METHODS: From 2004 October to 2008 December, 15 patients with severe rigid angular kyphosis and scoliosis treated by PVCR were retrospective analyzed. The major curve of all cases in the coronal or/and sagittal plane > 100°, and flexibility less than 10%. There were 2 patients with spinal cord injury and Frankel grade D. Other cases was E. A thorough rib and transverse process resection of the exposed posterior vertebral column was performed. The top segments vessel was ligated and completely resection with the apex to correction. The temporary rods were exchanged alternately. In the process, somatosensory-evoked potentials and eurogenic mixed-evoked potentials (NMEPs) were not used. The Cobb angle correction and neural function changes were compared. 

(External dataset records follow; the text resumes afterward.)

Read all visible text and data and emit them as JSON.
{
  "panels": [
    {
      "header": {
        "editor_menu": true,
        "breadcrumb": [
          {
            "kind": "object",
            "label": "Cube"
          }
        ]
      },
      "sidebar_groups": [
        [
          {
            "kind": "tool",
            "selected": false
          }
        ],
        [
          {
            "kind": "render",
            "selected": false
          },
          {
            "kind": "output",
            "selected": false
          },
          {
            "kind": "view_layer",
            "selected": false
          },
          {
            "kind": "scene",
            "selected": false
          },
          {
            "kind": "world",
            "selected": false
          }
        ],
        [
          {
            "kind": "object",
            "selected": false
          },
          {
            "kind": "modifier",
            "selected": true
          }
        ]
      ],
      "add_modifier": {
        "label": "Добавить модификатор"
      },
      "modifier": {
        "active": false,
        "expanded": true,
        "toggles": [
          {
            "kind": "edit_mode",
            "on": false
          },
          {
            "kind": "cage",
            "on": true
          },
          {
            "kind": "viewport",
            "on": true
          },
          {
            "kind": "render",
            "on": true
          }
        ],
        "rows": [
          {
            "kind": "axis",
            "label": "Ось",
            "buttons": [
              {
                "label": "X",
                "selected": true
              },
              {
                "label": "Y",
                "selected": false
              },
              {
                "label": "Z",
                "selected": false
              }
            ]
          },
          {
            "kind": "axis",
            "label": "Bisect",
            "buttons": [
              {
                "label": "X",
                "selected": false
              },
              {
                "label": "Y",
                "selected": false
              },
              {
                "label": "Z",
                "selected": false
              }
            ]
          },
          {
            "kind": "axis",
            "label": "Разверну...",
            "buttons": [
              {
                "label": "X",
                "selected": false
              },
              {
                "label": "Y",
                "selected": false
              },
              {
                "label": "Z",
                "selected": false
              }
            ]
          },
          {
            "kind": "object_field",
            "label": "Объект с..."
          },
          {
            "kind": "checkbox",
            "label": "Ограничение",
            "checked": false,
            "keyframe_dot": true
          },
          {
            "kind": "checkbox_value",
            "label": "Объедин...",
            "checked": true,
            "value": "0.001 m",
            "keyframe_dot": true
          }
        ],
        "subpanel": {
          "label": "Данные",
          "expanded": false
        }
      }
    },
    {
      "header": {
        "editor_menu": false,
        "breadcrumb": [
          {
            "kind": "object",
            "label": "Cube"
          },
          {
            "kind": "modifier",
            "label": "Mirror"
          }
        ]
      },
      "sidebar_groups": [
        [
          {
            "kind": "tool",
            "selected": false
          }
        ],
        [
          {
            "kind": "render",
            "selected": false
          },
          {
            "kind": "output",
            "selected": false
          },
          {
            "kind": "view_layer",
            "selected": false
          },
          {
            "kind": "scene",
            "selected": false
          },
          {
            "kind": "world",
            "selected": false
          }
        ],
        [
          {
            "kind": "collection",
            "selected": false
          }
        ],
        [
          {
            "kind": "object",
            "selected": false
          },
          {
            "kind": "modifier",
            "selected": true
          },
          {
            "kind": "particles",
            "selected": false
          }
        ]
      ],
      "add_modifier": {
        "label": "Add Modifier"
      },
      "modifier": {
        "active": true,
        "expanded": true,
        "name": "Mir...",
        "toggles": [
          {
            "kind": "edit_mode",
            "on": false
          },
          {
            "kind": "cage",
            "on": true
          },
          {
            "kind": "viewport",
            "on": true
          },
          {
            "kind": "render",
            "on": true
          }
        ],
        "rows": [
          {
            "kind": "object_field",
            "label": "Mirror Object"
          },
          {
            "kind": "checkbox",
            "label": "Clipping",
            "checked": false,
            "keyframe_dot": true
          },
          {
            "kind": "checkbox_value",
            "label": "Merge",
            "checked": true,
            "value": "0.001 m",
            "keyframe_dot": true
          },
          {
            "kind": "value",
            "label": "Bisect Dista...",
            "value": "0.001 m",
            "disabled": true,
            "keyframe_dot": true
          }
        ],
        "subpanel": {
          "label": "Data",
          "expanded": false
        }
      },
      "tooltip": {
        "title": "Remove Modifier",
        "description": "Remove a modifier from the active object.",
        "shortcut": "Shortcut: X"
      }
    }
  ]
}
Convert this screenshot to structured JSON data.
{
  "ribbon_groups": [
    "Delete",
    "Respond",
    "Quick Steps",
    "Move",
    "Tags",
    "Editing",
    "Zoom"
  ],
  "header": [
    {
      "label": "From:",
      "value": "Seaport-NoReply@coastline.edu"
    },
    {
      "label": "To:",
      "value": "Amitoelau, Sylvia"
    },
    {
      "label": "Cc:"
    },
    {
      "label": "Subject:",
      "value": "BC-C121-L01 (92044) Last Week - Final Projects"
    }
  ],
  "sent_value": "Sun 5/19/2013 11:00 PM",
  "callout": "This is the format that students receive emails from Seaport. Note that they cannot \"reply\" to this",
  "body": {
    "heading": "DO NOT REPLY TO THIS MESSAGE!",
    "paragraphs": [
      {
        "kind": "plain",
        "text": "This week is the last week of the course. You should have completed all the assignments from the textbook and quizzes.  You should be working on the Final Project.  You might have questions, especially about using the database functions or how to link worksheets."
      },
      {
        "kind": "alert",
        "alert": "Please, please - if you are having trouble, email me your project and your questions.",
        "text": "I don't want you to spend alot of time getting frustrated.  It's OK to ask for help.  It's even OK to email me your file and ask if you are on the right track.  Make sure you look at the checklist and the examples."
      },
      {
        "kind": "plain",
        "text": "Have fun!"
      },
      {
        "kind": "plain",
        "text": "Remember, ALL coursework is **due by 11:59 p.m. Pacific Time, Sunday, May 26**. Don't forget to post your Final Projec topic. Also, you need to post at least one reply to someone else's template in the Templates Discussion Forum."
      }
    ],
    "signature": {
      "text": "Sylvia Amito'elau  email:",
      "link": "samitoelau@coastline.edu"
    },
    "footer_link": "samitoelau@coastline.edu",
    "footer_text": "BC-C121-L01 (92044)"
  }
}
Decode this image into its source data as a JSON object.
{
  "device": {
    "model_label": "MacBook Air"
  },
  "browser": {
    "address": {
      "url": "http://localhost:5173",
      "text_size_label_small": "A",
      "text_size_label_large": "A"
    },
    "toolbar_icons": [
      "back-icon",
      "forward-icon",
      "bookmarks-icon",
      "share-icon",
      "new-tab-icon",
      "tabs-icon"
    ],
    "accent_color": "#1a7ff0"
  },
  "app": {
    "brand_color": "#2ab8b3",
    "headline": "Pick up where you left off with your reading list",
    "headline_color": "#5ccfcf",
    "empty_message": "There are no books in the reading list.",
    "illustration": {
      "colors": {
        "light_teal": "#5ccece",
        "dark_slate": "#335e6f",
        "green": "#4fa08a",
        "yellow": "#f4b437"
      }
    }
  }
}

RESULTS AND CONCLUSION: Average (3.8±1.4) segment vessels were cut in the operation. Deformity correction was 60.8% in the coronal plane and72.9% in the sagital plane. Patients were follow-up for 6-48 months, and all patients Frankel grade was E. Part of patients had muscle tension and anal sphincter muscle relaxation recovered to normal. No grafting shedding or loosening occurred. PVCR is an effective alternative and can obtain good correction for severe rigid angular kyphoscoliosis patients. In the stable mechanical and look, spinal cord can tolerate appropriate short, angles and displacement. Through circumferential decompression, and keep spinal cord isotonic and appropriate short, spinal cord function will recover.